Story by: Lindsey Bacigal, Saint Reporter
Following our return to campus, the question we always seem to ask each other is: “So, how was your break?” This year, I found myself in an awkward predicament when asked this question. On the one hand, I could smile and reply with the usual, “Oh, it was good, thanks,” or I could respond with the truth, which is much more complicated.
To really answer this question, I would have to begin with a bit of background on myself. For many years now I have been struggling with what I thought to be depression. I had never seen a psychiatrist or therapist because it was one of those things I thought I could handle. Whenever I felt down, I would just tell myself that it was a phase and to pull myself out of it. However, over the years the downs were happening more and more often and seemed to be increasingly out of my control. Combined with the stresses of school, work, and life, I frequently felt unhappy. Though I often put on a happy face in public, I also withdrew from friends and family, instead deciding to deal with these feelings on my own. This past holiday season, however, I hit my breaking point.

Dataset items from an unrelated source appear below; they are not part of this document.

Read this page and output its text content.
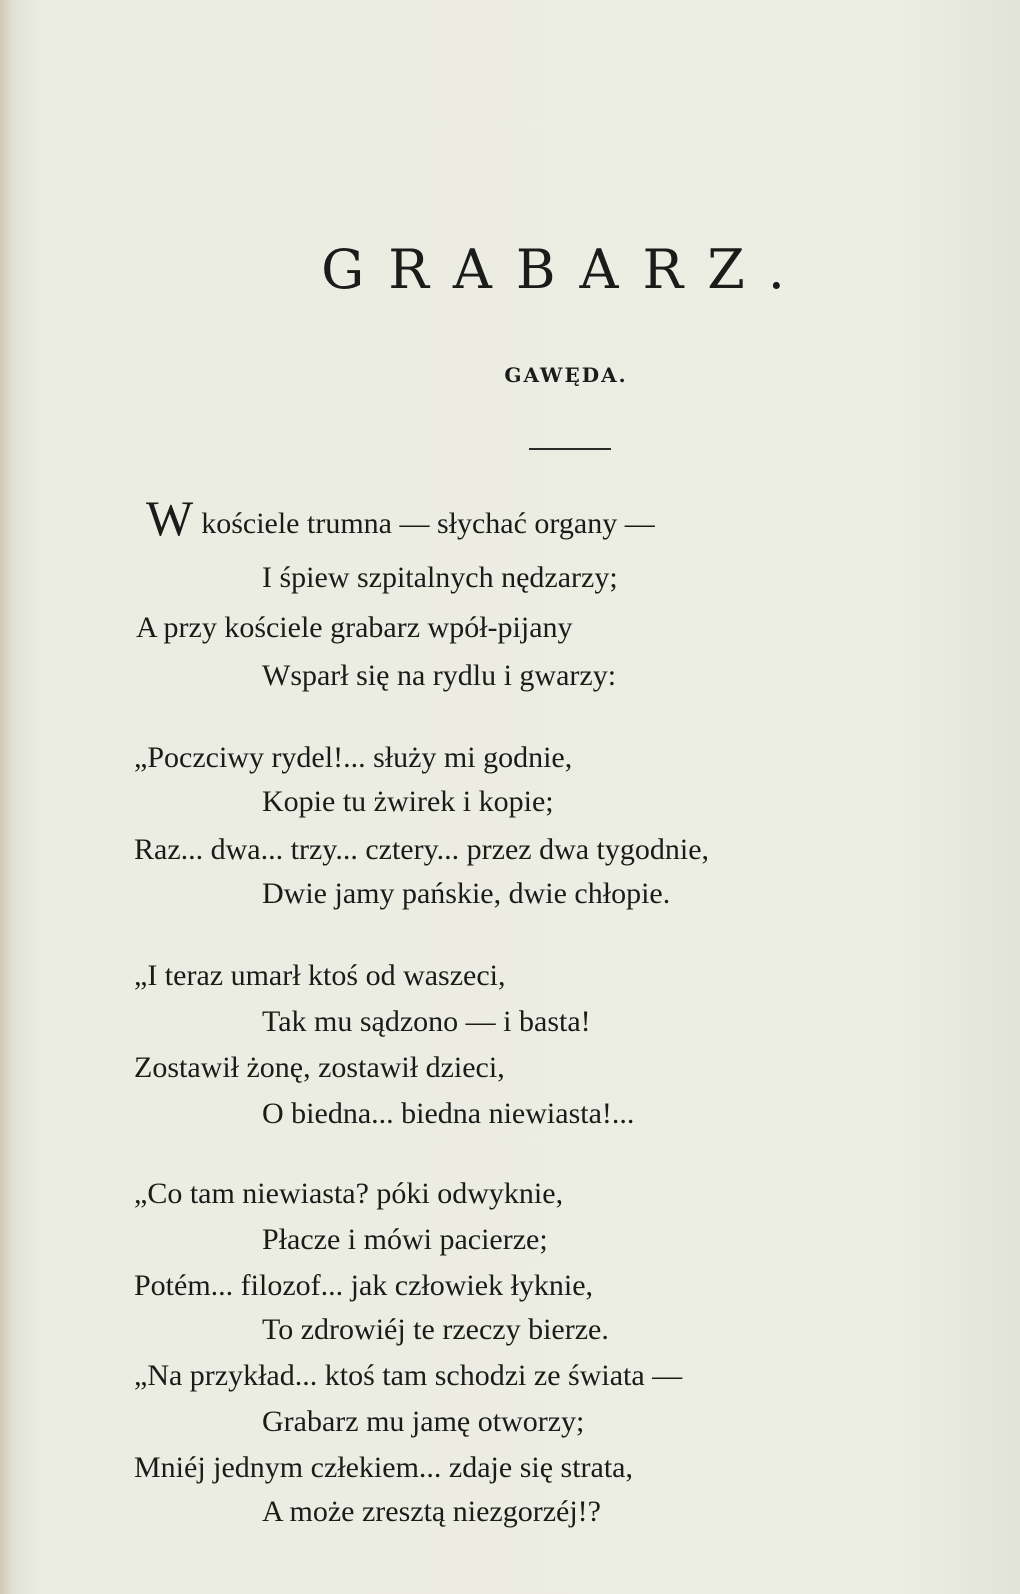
GRABARZ.
GAWĘDA.
Wkościele trumna — słychać organy —
I śpiew szpitalnych nędzarzy;
A przy kościele grabarz wpół-pijany
Wsparł się na rydlu i gwarzy:
„Poczciwy rydel!... służy mi godnie,
Kopie tu żwirek i kopie;
Raz... dwa... trzy... cztery... przez dwa tygodnie,
Dwie jamy pańskie, dwie chłopie.
„I teraz umarł ktoś od waszeci,
Tak mu sądzono — i basta!
Zostawił żonę, zostawił dzieci,
O biedna... biedna niewiasta!...
„Co tam niewiasta? póki odwyknie,
Płacze i mówi pacierze;
Potém... filozof... jak człowiek łyknie,
To zdrowiéj te rzeczy bierze.
„Na przykład... ktoś tam schodzi ze świata —
Grabarz mu jamę otworzy;
Mniéj jednym człekiem... zdaje się strata,
A może zresztą niezgorzéj!?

One day over winter break I just started crying about anything and everything, and it honestly felt like I would never stop. No matter what “happy” things I had going on in my life or things I had to look forward to, I just could not feel happy. I fell deeper and deeper into this abyss to the point where I went to the emergency room for help, and was eventually admitted to the stress unit at the hospital.
Upon my arrival in the stress unit, I was terrified. During my intake I began sobbing twice purely from fear. I just kept thinking that I had made a mistake. I didn’t think I belonged with all of those “other people” who were much worse off than me. However, and this might sound quite odd, I actually had a great experience spending those five days, including my mom’s birthday and New Year’s Eve, in the stress unit. Just being able to talk to people who could understand exactly what I was going through was incredibly powerful. I never once felt a need to hide my feelings or thoughts. Also, I finally spoke with a psychiatrist who diagnosed me with clinical depression and a generalized anxiety disorder. Though this might seem like a bad thing, being able to put a name to my feelings made me feel so much better. In addition, I was able to be put on medication, which has been working well so far.
I tell this story because I don’t want other people to be afraid of getting help. So many people suffer in silence and it’s not healthy, believe me. I encourage anyone struggling with any mental illness to get the help they need, whether that’s therapy, medication, coping skills, or just talking to a friend. Find out what works best for you. It’s perfectly okay to feel down, but it’s not okay to bottle up those feelings forever. Though I once felt so alone, I now feel much better after getting the help I needed and knowing that there were so many other people going through the same thing. Though taking that first step can feel scary or uncomfortable, it can make a world of difference.
To receive help on campus, visit AQ Counseling, Health and Wellness Services in the lower level of Donnelly Center. Monday through Friday, 9 a.m. to 5 p.m. To receive immediate help, call the National Suicide Prevention Hotline at 1-800-273-8255.